A sculpture of Little Tilde at Vallensbæk part of the west copenhagen wooden giant treasure hunt
Little Tilde at Vallensbæk.

Called The Six Forgotten Giants, the whimsical structures can be seen in the areas of Rødovre, Hvidovre, Vallensbæk, Ishøj, Albertslund and Høje Taastrup. The project was inspired by the idea of bringing art out of museums and showcasing the beautiful and often overlooked nature spots in the western part of Copenhagen, while at the same time providing an exciting experience for children, families, locals and tourists alike.

A sculpture of Tree Top Trine at Vallensbæk in west copenhagen
Tree Top Trine at Avedøre Sletten near Vestvolden.

The sculptures were design elements inspired by Thomas’ experience in each of the areas. While exploring Rødovre to find a suitable spot for one of the sculptures, Thomas noticed that sleeping bags had been left by people sleeping rough, so he decided to create a massive structure of a sleeping giant that also doubles as a shelter. Another popular giant is Oscar, a troll built beneath a bridge in Ishøj whose hand reaches up to grab the side of it.

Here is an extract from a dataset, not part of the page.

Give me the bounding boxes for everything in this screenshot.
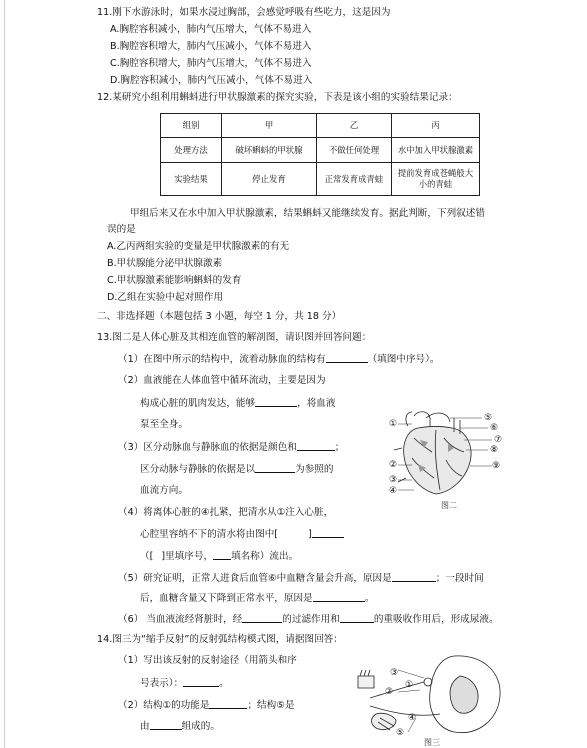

“I think there it is a beautiful aesthetic to the story, that someone cut down a tree to make something in wood that was then discarded, and now I put that wood back in a forest and made a big and beautiful sculpture. For me the sculptures represent this, that we should think twice before we discard our things, because they could become something magnificent,” Thomas told Lonely Planet Travel News.

Sleeping Louis at Rødovre, a sculpture that doubles as a shelter.
Sleeping Louis at Rødovre, a sculpture that doubles as a shelter.

Thomas also said that the sculptures are there to stay, as long as they are safe, and that the reaction from visitors and locals has been extremely positive.

Teddy Friendly at Høje Taastrup
Teddy Friendly at Høje Taastrup.

More of Thomas’ work, as well as the treasure map for visiting the giants, can be found at his website.